In quello però la firma del regista era evidente. Iñarritu invece sembra essersi trasfigurato. Forse non nei contenuti, visto che il tema della morte e dell'odio sono molto presenti nel suo cinema, ma nei modi. Paragonare l'esordio Amores Perros, in cui tre storie si intrecciano in una prosopopea di flash back e autoscontri, di luci e immagini vorticose con questo Revenant è impossibile. Il regista messicano si concentra qui sulla regia; a tratti risulta stucchevole nelle scene impressionanti e spettacolari dell'attacco degli indiani, l'assalto dell'orso e la fuga nella foresta di conifere (solo per citare tre esempi) con uno spiegamento di steadicam e telecamere a braccio, ovviamente digitali, a tratti cinefilo à la nouvelle vague quando l'alito degli infreddoliti protagonisti appannano la lente della macchina da presa, ma poi si fa perdonare mettendo in scena una natura incredibile a dir poco.


Gli scenari del Canada e del Dakota perlopiù innevati e del fiume Missouri sono meravigliosamente fotografati dal regista messicano, il suo protagonista e i comprimari (tra cui spicca un maiuscolo Tom Hardy, sicuramente da Oscar) vi si muovono piccoli e indifesi, sopravvivono alla furia di una natura selvaggia che ancora e per fortuna esiste e dentro la quale si consumano le miserie umane.
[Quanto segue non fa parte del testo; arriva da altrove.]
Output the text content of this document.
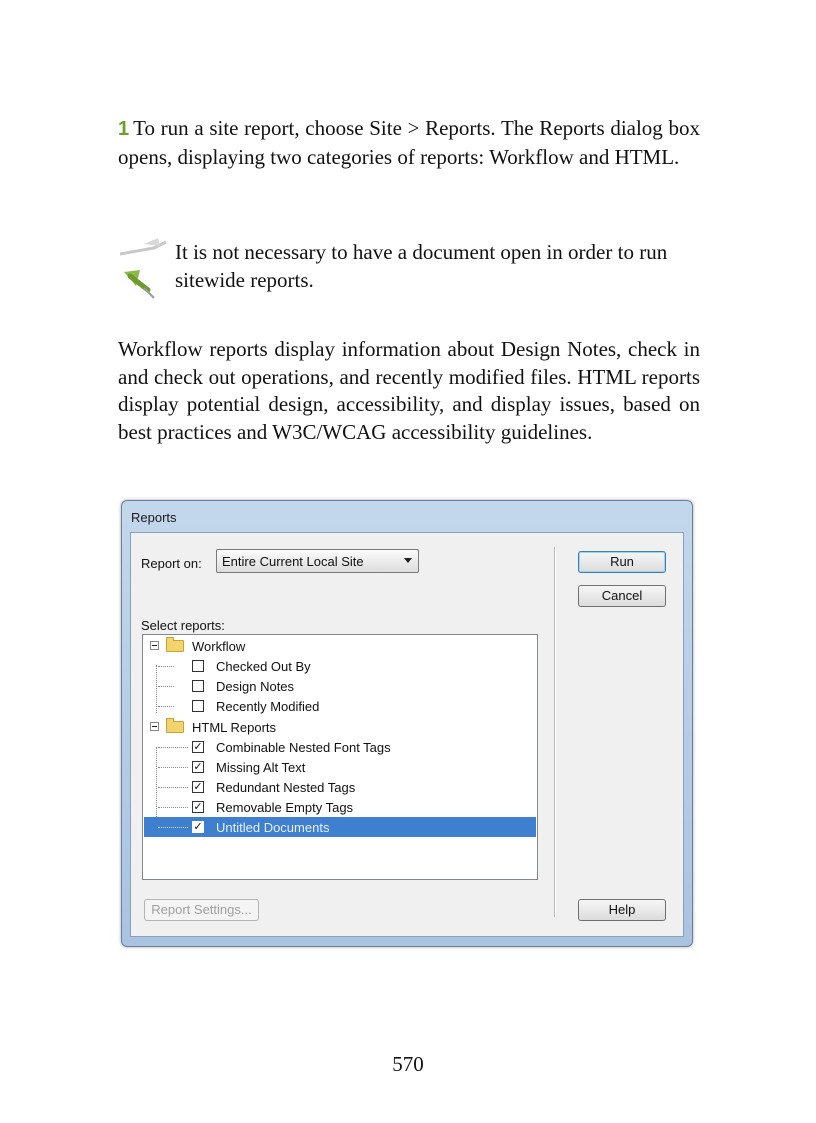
1 To run a site report, choose Site > Reports. The Reports dialog box opens, displaying two categories of reports: Workflow and HTML.

It is not necessary to have a document open in order to run sitewide reports.

Workflow reports display information about Design Notes, check in and check out operations, and recently modified files. HTML reports display potential design, accessibility, and display issues, based on best practices and W3C/WCAG accessibility guidelines.

Reports
Report on:	Entire Current Local Site
Select reports:
Workflow
Checked Out By
Design Notes
Recently Modified
HTML Reports
✓ Combinable Nested Font Tags
✓ Missing Alt Text
✓ Redundant Nested Tags
✓ Removable Empty Tags
✓ Untitled Documents
Run
Cancel
Report Settings...	Help
570
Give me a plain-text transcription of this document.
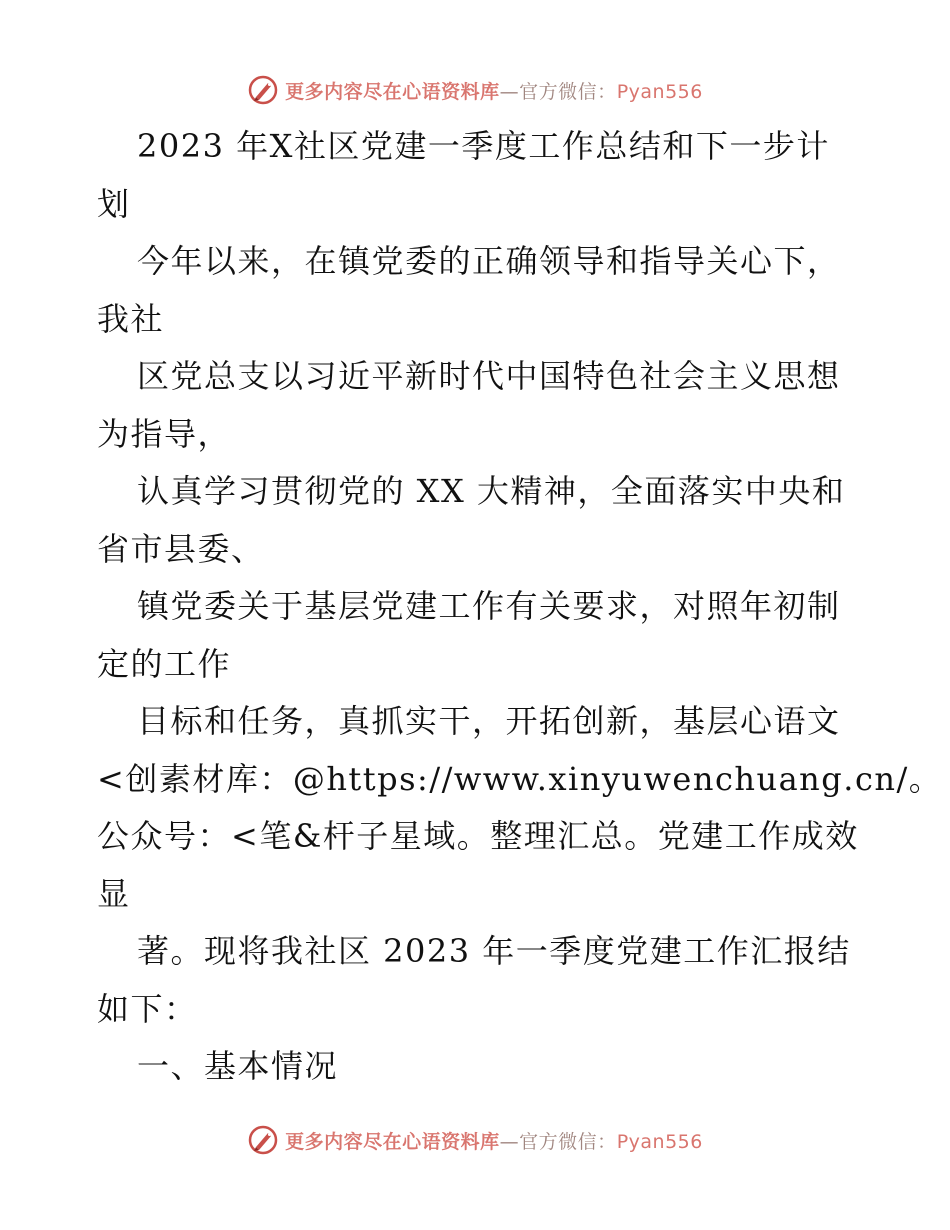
更多内容尽在心语资料库—官方微信：Pyan556
2023 年X社区党建一季度工作总结和下一步计
划
今年以来，在镇党委的正确领导和指导关心下，
我社
区党总支以习近平新时代中国特色社会主义思想
为指导，
认真学习贯彻党的 XX 大精神，全面落实中央和
省市县委、
镇党委关于基层党建工作有关要求，对照年初制
定的工作
目标和任务，真抓实干，开拓创新，基层心语文
<创素材库：@https://www.xinyuwenchuang.cn/。
公众号：<笔&杆子星域。整理汇总。党建工作成效
显
著。现将我社区 2023 年一季度党建工作汇报结
如下：
一、基本情况
更多内容尽在心语资料库—官方微信：Pyan556
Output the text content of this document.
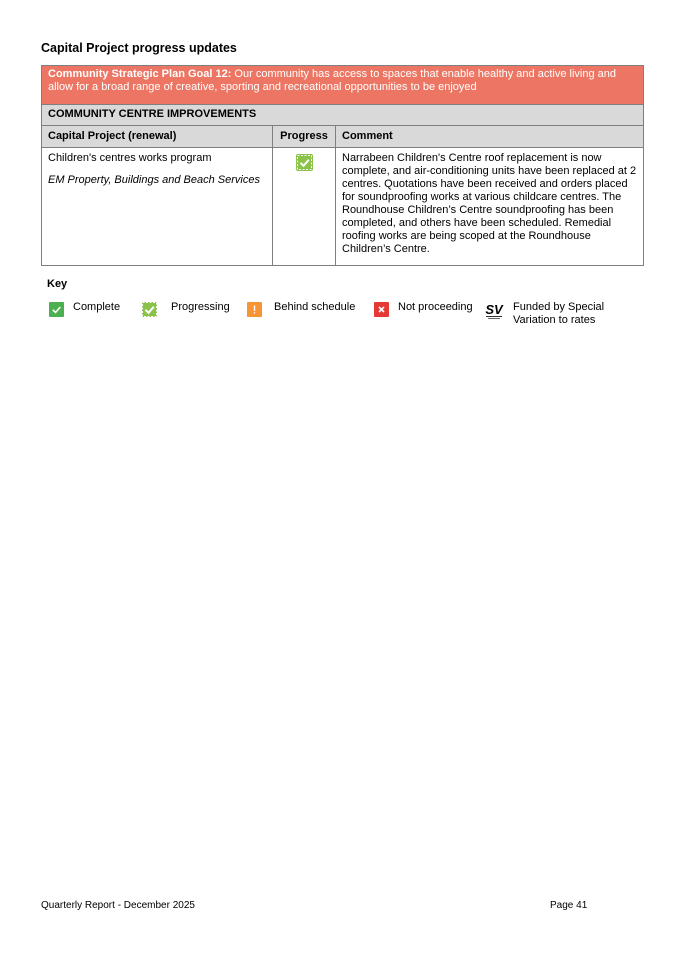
Capital Project progress updates
Community Strategic Plan Goal 12: Our community has access to spaces that enable healthy and active living and allow for a broad range of creative, sporting and recreational opportunities to be enjoyed		
COMMUNITY CENTRE IMPROVEMENTS		
Capital Project (renewal)	Progress	Comment

Children's centres works program
EM Property, Buildings and Beach Services		Narrabeen Children's Centre roof replacement is now complete, and air-conditioning units have been replaced at 2 centres. Quotations have been received and orders placed for soundproofing works at various childcare centres. The Roundhouse Children’s Centre soundproofing has been completed, and others have been scheduled. Remedial roofing works are being scoped at the Roundhouse Children’s Centre.
Key
Complete	Progressing	Behind schedule	Not proceeding SV Funded by Special Variation to rates
Quarterly Report - December 2025	Page 41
Insomma verrebbe da pensare che Iñarritu abbia voluto mostrare i muscoli, certificando così definitivamente la propria fama di Regista ormai a pieno titolo entrato nel gotha di Hollywood. Cosa manca dunque per soddisfare lo scrivente? Beh! La sceneggiatura, la storia: decisamente banale, poco interessata all'approfondimento di tematiche come per esempio il ruolo dei nativi, il passato del protagonista, le figure dei comprimari, appena accennati. Eppure il tempo a disposizione è molto, ma evidentemente votato esclusivamente all'entertainment che poco a poco e inevitabilmente si affievolisce rovinando un po' il finale eccessivamente prolungato.

E Sakamoto?
Sakamoto, qui al rientro dopo la malattia, si presta, per così dire, al gioco e scrive una colonna sonora da videogioco, di sottofondo. Impeccabile ma poco incisiva e non certo memorabile. Insieme a Alva Noto cerca di musicare la natura nei momenti topici del film, dall'incontro col fiume a quello con i bufali. Dalla lotta con l'orso fino alle gelide marce sotto la neve, dei fiuggiaschi. Insomma il confronto con la colonna sonora morriconiana dell'ultimo atteso Tarantino sembra improponibile ma è anche vero che il compositore giapponese ama nascondersi e affiorare poco a poco. Così nel film non ci si accorge quasi delle musiche anche perché rapiti dalle immagini.